Eine Frau, die der Zuschauer, wenn er bloß die Hand auszustrecken wagt, berühren und fühlen kann. In einer kurzen Szene, in der Maurer seine Figur mitten durch den Zuschauerraum steigen lässt, hebt er auch die letzte schützende Barriere zwischen dem Publikum und dem Bühnengeschehen auf. Mit viel Feinsinn für Stimmungen bringt er sie dem Zuschauer näher noch, als er sie – barfüßig und schluchzend – hinter einem Betonpfeiler versteckt und erkennen lässt, dass es keinen Ausweg geben kann.
Nora Koenig gegenüber gibt Daniel Mutlu einen strahlend jugendlichen Held Achilles, der sich in Aussehen und affektiver Tragik zum passenden Widerhall Penthesileas macht.

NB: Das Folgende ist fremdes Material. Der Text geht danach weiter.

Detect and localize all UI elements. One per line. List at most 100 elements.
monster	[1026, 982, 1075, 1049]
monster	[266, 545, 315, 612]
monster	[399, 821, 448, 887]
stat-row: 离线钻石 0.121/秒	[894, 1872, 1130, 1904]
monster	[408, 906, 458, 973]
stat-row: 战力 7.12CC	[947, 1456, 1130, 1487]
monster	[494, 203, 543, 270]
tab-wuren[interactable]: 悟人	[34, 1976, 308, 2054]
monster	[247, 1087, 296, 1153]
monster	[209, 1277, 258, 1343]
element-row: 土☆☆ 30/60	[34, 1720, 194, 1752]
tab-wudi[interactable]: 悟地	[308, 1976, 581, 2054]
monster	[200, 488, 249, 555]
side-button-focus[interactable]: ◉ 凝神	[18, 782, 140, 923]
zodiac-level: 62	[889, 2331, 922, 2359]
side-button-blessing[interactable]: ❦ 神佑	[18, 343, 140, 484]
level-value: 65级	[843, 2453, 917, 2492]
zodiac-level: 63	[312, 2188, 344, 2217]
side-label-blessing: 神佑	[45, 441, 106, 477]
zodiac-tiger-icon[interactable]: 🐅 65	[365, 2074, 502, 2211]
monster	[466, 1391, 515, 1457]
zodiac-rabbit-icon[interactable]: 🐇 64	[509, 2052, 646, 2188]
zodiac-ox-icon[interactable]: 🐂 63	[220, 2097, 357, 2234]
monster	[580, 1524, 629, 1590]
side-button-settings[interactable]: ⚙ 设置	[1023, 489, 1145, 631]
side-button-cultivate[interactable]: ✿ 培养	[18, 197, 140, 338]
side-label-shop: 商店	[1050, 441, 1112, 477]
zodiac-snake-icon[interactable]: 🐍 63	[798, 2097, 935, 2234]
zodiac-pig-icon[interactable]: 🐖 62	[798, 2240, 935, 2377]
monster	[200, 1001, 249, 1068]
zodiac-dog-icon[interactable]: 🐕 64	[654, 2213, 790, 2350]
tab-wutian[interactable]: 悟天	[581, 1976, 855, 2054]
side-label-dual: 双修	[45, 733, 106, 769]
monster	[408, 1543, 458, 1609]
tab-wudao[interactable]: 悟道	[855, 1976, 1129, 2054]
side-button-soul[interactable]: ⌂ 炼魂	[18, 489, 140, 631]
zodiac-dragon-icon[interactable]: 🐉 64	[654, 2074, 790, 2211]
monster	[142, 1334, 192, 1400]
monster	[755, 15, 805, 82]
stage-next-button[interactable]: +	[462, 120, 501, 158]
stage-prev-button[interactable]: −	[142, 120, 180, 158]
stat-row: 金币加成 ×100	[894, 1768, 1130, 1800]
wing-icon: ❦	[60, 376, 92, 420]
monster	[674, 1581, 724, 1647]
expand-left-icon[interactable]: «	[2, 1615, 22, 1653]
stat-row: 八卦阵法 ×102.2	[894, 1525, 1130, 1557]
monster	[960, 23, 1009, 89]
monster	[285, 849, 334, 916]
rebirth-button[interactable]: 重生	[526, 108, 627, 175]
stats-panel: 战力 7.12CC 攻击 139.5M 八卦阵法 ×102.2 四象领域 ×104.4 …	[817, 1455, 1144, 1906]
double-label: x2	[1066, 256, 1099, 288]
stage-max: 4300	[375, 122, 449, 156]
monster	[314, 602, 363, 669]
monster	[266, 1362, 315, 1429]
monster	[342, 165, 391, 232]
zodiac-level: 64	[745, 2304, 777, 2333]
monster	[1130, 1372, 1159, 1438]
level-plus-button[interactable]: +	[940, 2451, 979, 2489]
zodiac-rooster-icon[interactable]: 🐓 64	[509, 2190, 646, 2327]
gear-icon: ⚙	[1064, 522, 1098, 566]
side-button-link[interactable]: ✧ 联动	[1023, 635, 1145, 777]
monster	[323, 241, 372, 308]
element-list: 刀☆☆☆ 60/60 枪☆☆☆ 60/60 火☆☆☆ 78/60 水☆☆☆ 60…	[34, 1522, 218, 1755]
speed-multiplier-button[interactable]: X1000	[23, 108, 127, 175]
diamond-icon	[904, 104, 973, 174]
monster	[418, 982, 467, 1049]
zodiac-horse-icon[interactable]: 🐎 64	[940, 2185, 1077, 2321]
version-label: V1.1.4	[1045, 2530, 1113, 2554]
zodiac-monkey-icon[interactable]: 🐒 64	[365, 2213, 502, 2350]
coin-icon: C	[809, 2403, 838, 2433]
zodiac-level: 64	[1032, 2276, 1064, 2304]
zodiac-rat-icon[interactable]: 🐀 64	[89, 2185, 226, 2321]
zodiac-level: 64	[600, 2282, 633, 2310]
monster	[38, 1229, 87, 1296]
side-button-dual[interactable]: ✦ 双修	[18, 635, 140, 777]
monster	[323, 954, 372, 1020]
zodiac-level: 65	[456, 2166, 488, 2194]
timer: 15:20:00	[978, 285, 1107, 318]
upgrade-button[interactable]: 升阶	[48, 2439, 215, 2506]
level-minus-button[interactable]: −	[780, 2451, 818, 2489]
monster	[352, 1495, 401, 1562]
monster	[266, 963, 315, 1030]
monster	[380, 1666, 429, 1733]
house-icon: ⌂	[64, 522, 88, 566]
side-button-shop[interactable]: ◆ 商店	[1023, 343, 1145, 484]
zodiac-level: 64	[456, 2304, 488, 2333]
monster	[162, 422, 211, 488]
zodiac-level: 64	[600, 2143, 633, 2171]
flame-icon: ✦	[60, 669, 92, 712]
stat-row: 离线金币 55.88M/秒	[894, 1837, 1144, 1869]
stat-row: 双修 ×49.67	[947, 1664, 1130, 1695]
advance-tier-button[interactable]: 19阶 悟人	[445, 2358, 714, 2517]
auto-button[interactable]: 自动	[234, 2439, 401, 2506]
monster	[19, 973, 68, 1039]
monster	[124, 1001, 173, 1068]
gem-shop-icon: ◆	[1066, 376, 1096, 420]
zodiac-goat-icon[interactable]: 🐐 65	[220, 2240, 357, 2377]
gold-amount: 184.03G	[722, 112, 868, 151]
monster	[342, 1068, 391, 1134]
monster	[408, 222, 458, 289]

Monke Ipsen und Germain Wagner verkörpern derweil überzeugend nicht allein die Kriegsgegner Amazonen und Griechen, sondern stehen stellvertretend für deren gesellschaftliche Ordnung, die nur so lange Ausreißer toleriert, wie sie sie kontrollieren kann.
Mit „Sie sank, weil sie zu stolz und kräftig blühte! Die abgestorbne Eiche steht im Sturm, Doch die gesunde stürzt er schmetternd nieder, Weil er in ihre Krone greifen kann.“ – beschließt Kleist sein Trauerspiel, das uns lehrt: Was uns stark macht, bringt uns auch um. Oder ist es doch vielleicht umgekehrt?
Noch am 30. April, dem 5., 10., 12. und 13. Mai, jeweils um 20 Uhr im TNL. Tickets zu 20 und 8 Euro (erm.) unter www.luxembourgticket.lu und Tel. 47 08 95-1.